Caso Raimo: dov' è il confine tra critica e insulto? Un Codice di comportamento che divide
Nel caso di Christian Raimo, il professore sospeso per aver espresso giudizi al vetriolo contro il ministro dell’Istruzione Giuseppe Valditara, la questione va ben oltre il singolo episodio e chiama i...

Nel caso di Christian Raimo, il professore sospeso per aver espresso giudizi al vetriolo contro il ministro dell’Istruzione Giuseppe Valditara, la questione va ben oltre il singolo episodio e chiama in causa principi cardine del nostro sistema pubblico. Da un lato, la Federazione Lavoratori della Conoscenza (FLC) CGIL, che difende la libertà di espressione del dipendente pubblico come fosse un totem intoccabile. Dall’altro, il Ministero e i rappresentanti della maggioranza, che ribadiscono che certe parole non sono una critica ma un insulto.
Si potrebbe pensare che siamo davanti alla solita schermaglia tra le parti, ma la questione è molto più sottile. Raimo, che ha definito Valditara “lurido” e “cialtrone”, evocando la Morte Nera in stile fantascientifico, non è solo un intellettuale con idee forti. È un docente, uno di quei formatori che ogni giorno, per contratto e missione, contribuisce a modellare le nuove generazioni. Possiamo davvero permetterci che simili toni siano considerati parte della “normale” dialettica politica di un insegnante?

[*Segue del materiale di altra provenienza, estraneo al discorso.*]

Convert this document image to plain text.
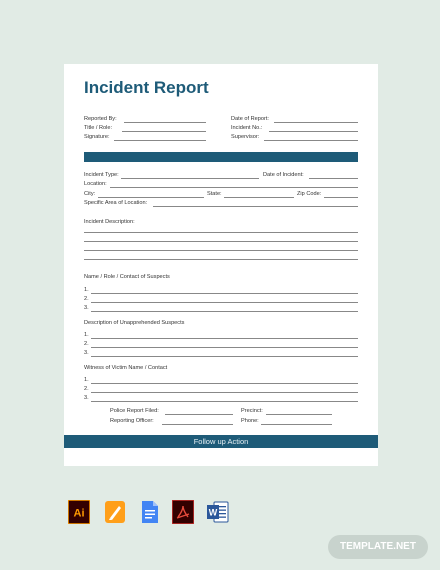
Incident Report
Reported By:
Title / Role:
Signature:
Date of Report:
Incident No.:
Supervisor:
Incident Type:	Date of Incident:
Location:
City:	State:	Zip Code:
Specific Area of Location:
Incident Description:
Name / Role / Contact of Suspects
1.
2.
3.
Description of Unapprehended Suspects
1.
2.
3.
Witness of Victim Name / Contact
1.
2.
3.
Police Report Filed:	Precinct:
Reporting Officer:	Phone:
Follow up Action
Ai	W
TEMPLATE.NET
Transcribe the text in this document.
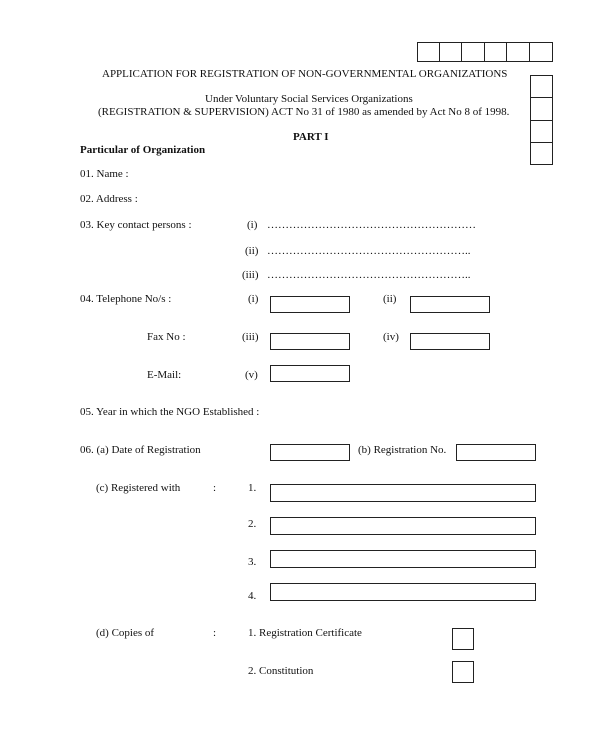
APPLICATION FOR REGISTRATION OF NON-GOVERNMENTAL ORGANIZATIONS
Under Voluntary Social Services Organizations
(REGISTRATION & SUPERVISION) ACT No 31 of 1980 as amended by Act No 8 of 1998.
PART I
Particular of Organization
01. Name :
02. Address :
03. Key contact persons :	(i) …………………………………………………
(ii) ………………………………………………..
(iii) ………………………………………………..
04. Telephone No/s :	(i)	(ii)
Fax No :	(iii)	(iv)
E-Mail:	(v)
05. Year in which the NGO Established :
06. (a) Date of Registration	(b) Registration No.
(c) Registered with	:	1.
2.
3.
4.
(d) Copies of	:	1. Registration Certificate
2. Constitution
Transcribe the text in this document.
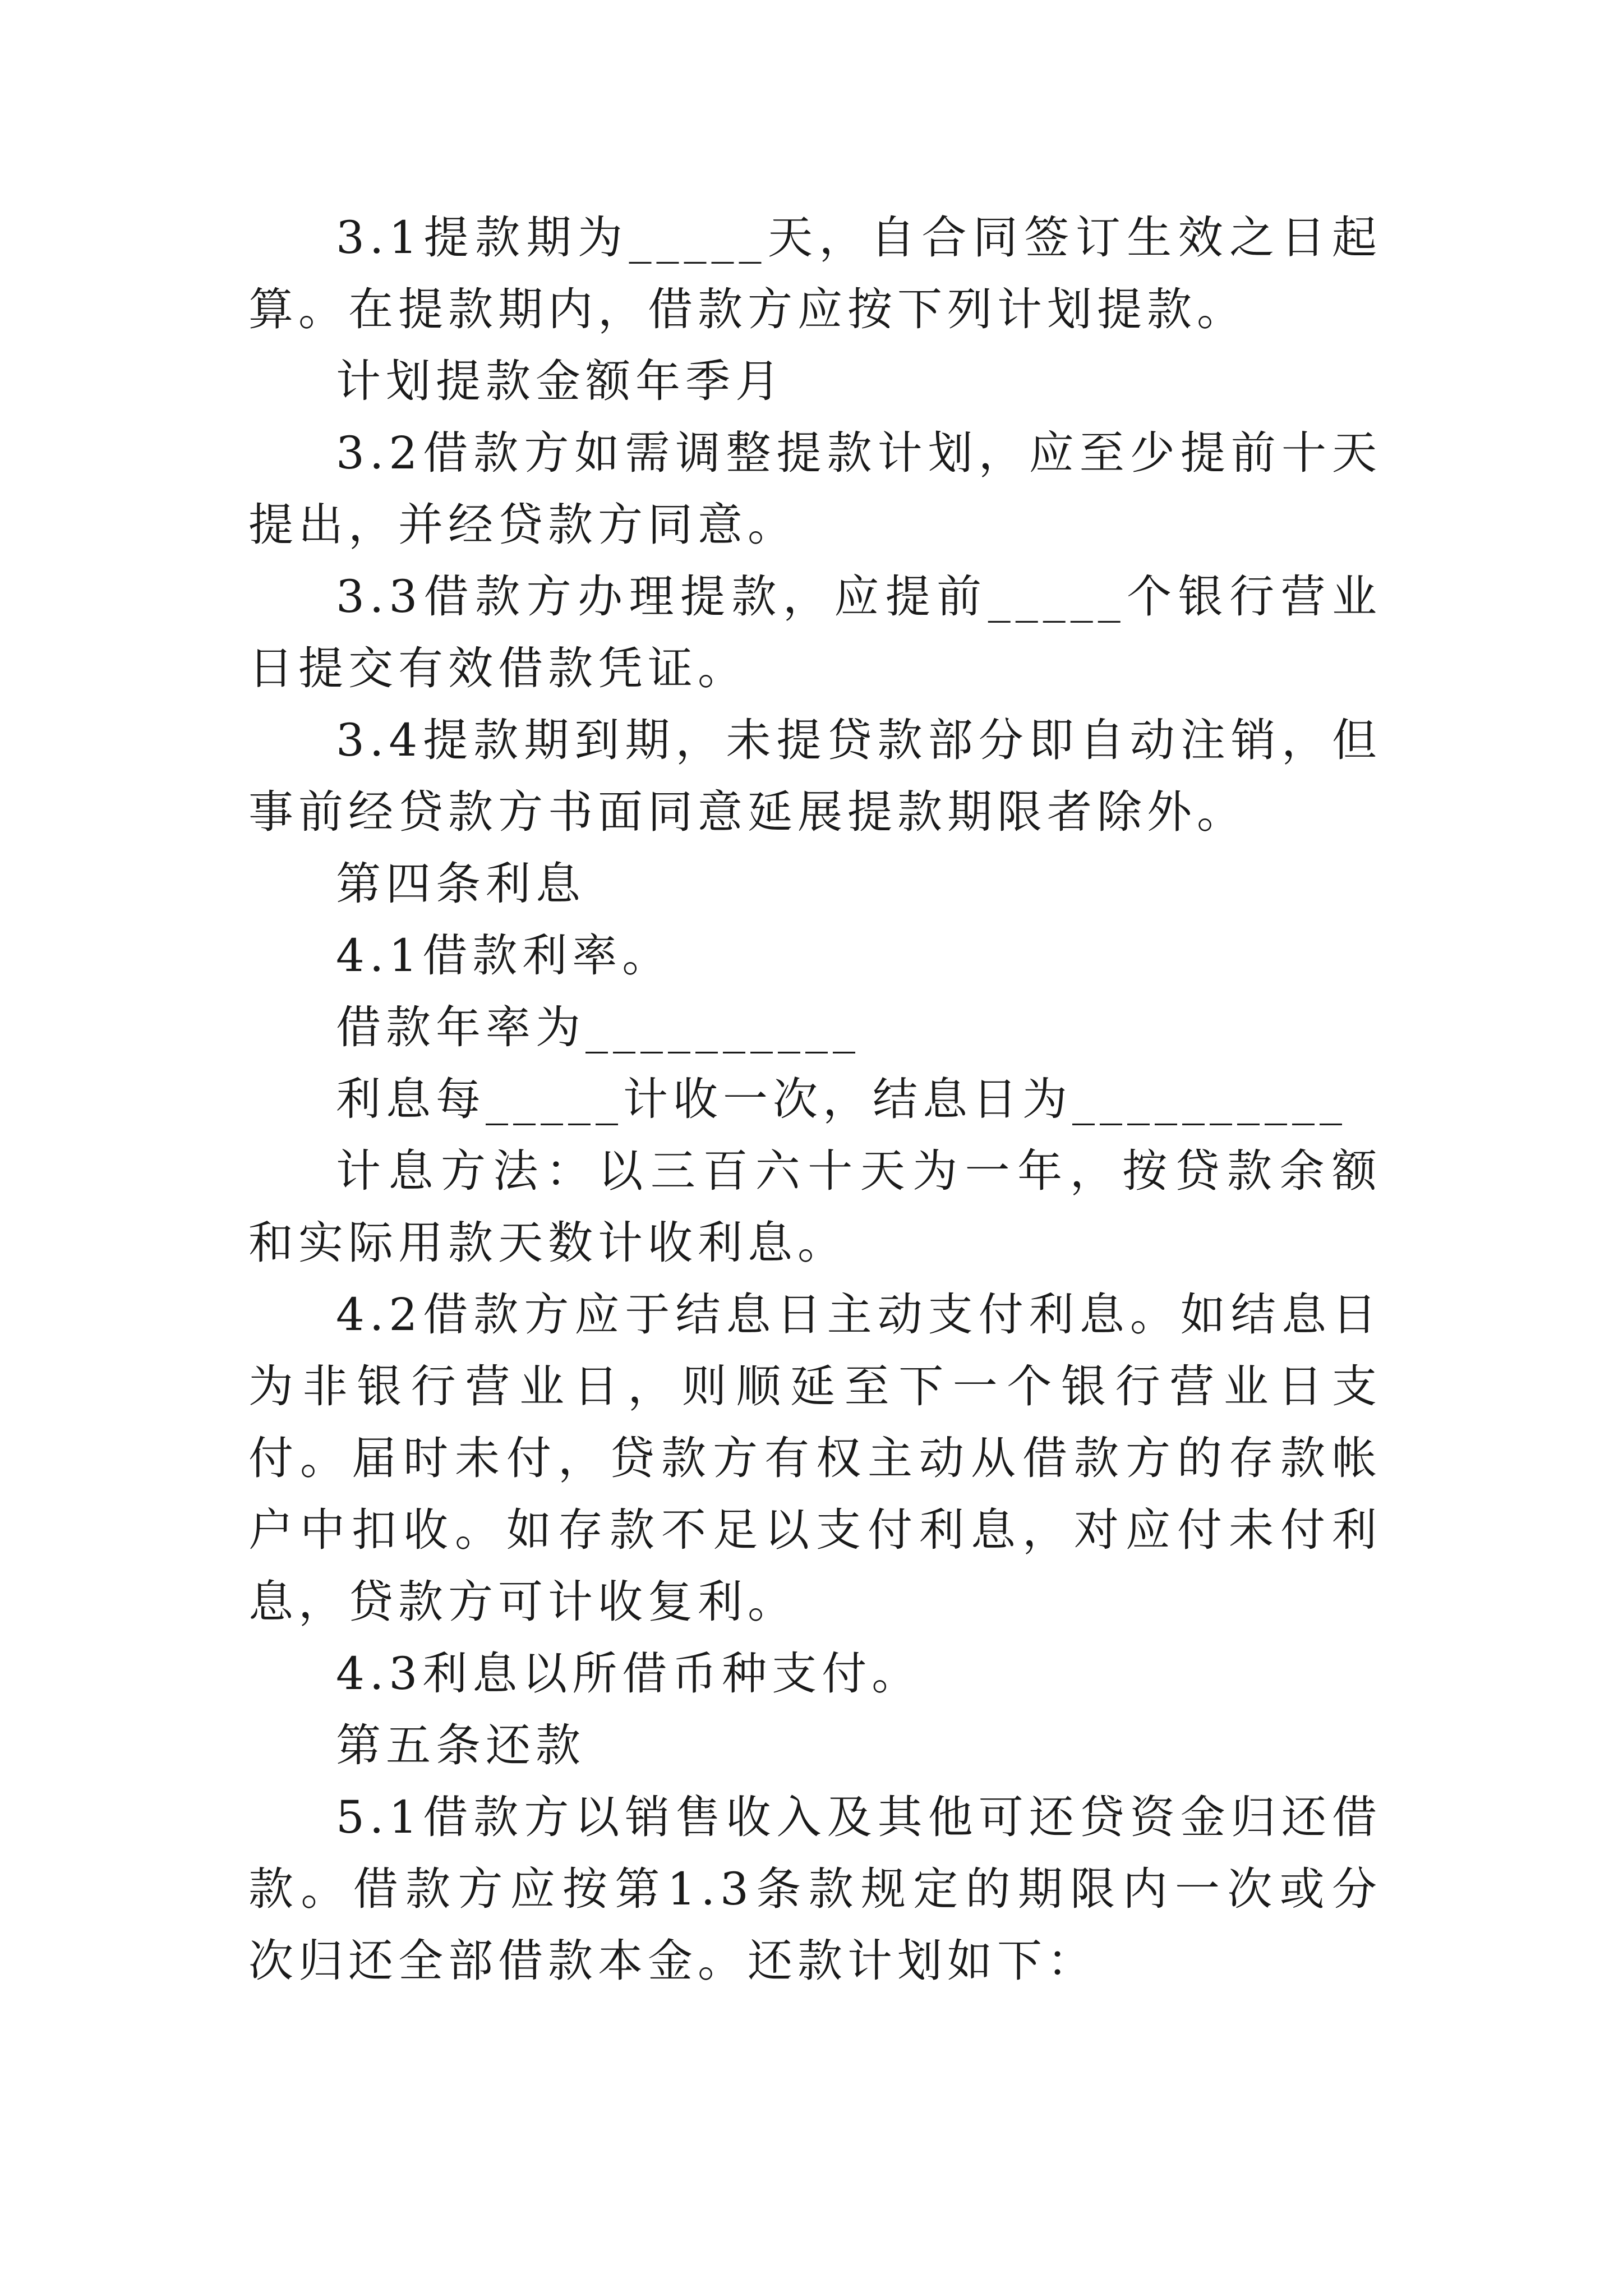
3.1提款期为_____天，自合同签订生效之日起算。在提款期内，借款方应按下列计划提款。

计划提款金额年季月

3.2借款方如需调整提款计划，应至少提前十天提出，并经贷款方同意。

3.3借款方办理提款，应提前_____个银行营业日提交有效借款凭证。

3.4提款期到期，未提贷款部分即自动注销，但事前经贷款方书面同意延展提款期限者除外。

第四条利息

4.1借款利率。

借款年率为__________

利息每_____计收一次，结息日为__________

计息方法：以三百六十天为一年，按贷款余额和实际用款天数计收利息。

4.2借款方应于结息日主动支付利息。如结息日为非银行营业日，则顺延至下一个银行营业日支付。届时未付，贷款方有权主动从借款方的存款帐户中扣收。如存款不足以支付利息，对应付未付利息，贷款方可计收复利。

4.3利息以所借币种支付。

第五条还款

5.1借款方以销售收入及其他可还贷资金归还借款。借款方应按第1.3条款规定的期限内一次或分次归还全部借款本金。还款计划如下：
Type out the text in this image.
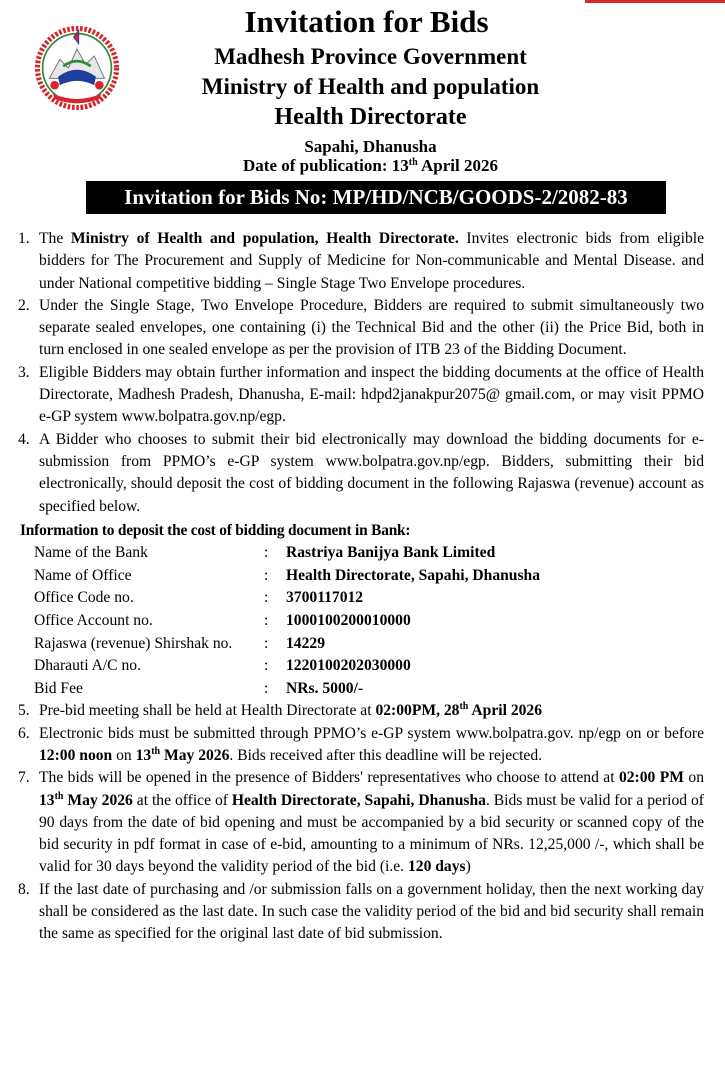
Invitation for Bids
Madhesh Province Government
Ministry of Health and population
Health Directorate
Sapahi, Dhanusha
Date of publication: 13th April 2026
Invitation for Bids No: MP/HD/NCB/GOODS-2/2082-83
1. The Ministry of Health and population, Health Directorate. Invites electronic bids from eligible bidders for The Procurement and Supply of Medicine for Non-communicable and Mental Disease. and under National competitive bidding – Single Stage Two Envelope procedures.
2. Under the Single Stage, Two Envelope Procedure, Bidders are required to submit simultaneously two separate sealed envelopes, one containing (i) the Technical Bid and the other (ii) the Price Bid, both in turn enclosed in one sealed envelope as per the provision of ITB 23 of the Bidding Document.
3. Eligible Bidders may obtain further information and inspect the bidding documents at the office of Health Directorate, Madhesh Pradesh, Dhanusha, E-mail: hdpd2janakpur2075@ gmail.com, or may visit PPMO e-GP system www.bolpatra.gov.np/egp.
4. A Bidder who chooses to submit their bid electronically may download the bidding documents for e-submission from PPMO’s e-GP system www.bolpatra.gov.np/egp. Bidders, submitting their bid electronically, should deposit the cost of bidding document in the following Rajaswa (revenue) account as specified below.
Information to deposit the cost of bidding document in Bank:
Name of the Bank	: Rastriya Banijya Bank Limited
Name of Office	: Health Directorate, Sapahi, Dhanusha
Office Code no.	: 3700117012
Office Account no.	: 1000100200010000
Rajaswa (revenue) Shirshak no. : 14229
Dharauti A/C no.	: 1220100202030000
Bid Fee	: NRs. 5000/-
5. Pre-bid meeting shall be held at Health Directorate at 02:00PM, 28th April 2026
6. Electronic bids must be submitted through PPMO’s e-GP system www.bolpatra.gov. np/egp on or before 12:00 noon on 13th May 2026. Bids received after this deadline will be rejected.
7. The bids will be opened in the presence of Bidders' representatives who choose to attend at 02:00 PM on 13th May 2026 at the office of Health Directorate, Sapahi, Dhanusha. Bids must be valid for a period of 90 days from the date of bid opening and must be accompanied by a bid security or scanned copy of the bid security in pdf format in case of e-bid, amounting to a minimum of NRs. 12,25,000 /-, which shall be valid for 30 days beyond the validity period of the bid (i.e. 120 days)
8. If the last date of purchasing and /or submission falls on a government holiday, then the next working day shall be considered as the last date. In such case the validity period of the bid and bid security shall remain the same as specified for the original last date of bid submission.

Il Codice di comportamento dei dipendenti pubblici, aggiornato con il DPR 81/2023, è nato per mettere un freno a chi crede che l’impiego pubblico sia un palco da cui sparare a zero su tutto e tutti senza distinzione. E il punto è proprio questo: non stiamo parlando di una limitazione della libertà di espressione in senso ampio, ma di un invito a non dimenticare che chi è investito di un ruolo pubblico ha una responsabilità anche nel linguaggio. La CGIL dice che questa è censura. È davvero così? O è piuttosto una necessaria barriera contro chi crede di poter dire tutto, anche l’indicibile, senza rispondere delle proprie parole?
I sostenitori del provvedimento parlano chiaro: la critica è sacrosanta, ma l’insulto gratuito no. E Raimo, ben conscio del contesto pubblico, ha usato parole che suonano come proiettili in direzione dell’istituzione. Che ne è del decoro, allora? Di quella necessaria misura nel linguaggio che deve distinguere chi si occupa della cosa pubblica da chi sfoga i propri nervi sul primo che passa? Lo Stato non può fare spallucce di fronte all’uso di espressioni oltraggiose da parte dei suoi dipendenti, specialmente se rivolte ai vertici istituzionali. Tollerare simili eccessi rischia di minare la credibilità stessa dell’apparato pubblico, il che, ahinoi, è tutto dire.
E la CGIL? Il sindacato sembra farsi paladino di una “libertà” che rasenta l’assolutismo del pensiero, senza limite né responsabilità. Ma è qui che si cade in un tranello: difendere la libertà di espressione non può significare avallare il disprezzo, tantomeno quando questo disprezzo viene dal pulpito di un’aula scolastica. La libertà che pretende la CGIL è un mantello fin troppo largo, sotto il quale troppi potrebbero celarsi per veicolare un messaggio personale, ideologico e, diciamolo pure, poco professionale.
Alla fine, ciò che emerge è un nodo irrisolto: dove finisce la critica e inizia l’offesa? È un problema di confini, e i confini sono importanti, soprattutto in un’epoca in cui tutti vogliono dire tutto. Raimo è il simbolo di una battaglia più ampia, che riguarda il diritto e il dovere dei pubblici dipendenti di parlare. Ma parlare non è sinonimo di offendere.
In definitiva, il Codice di comportamento può essere perfettibile, ma finché la CGIL non si rassegna a distinguere tra il diritto di parola e il dovere di rispetto, la questione non si risolverà. E noi rimarremo impantanati in questo paradosso: chi lavora per lo Stato può, senza conseguenze, demolire l’istituzione stessa?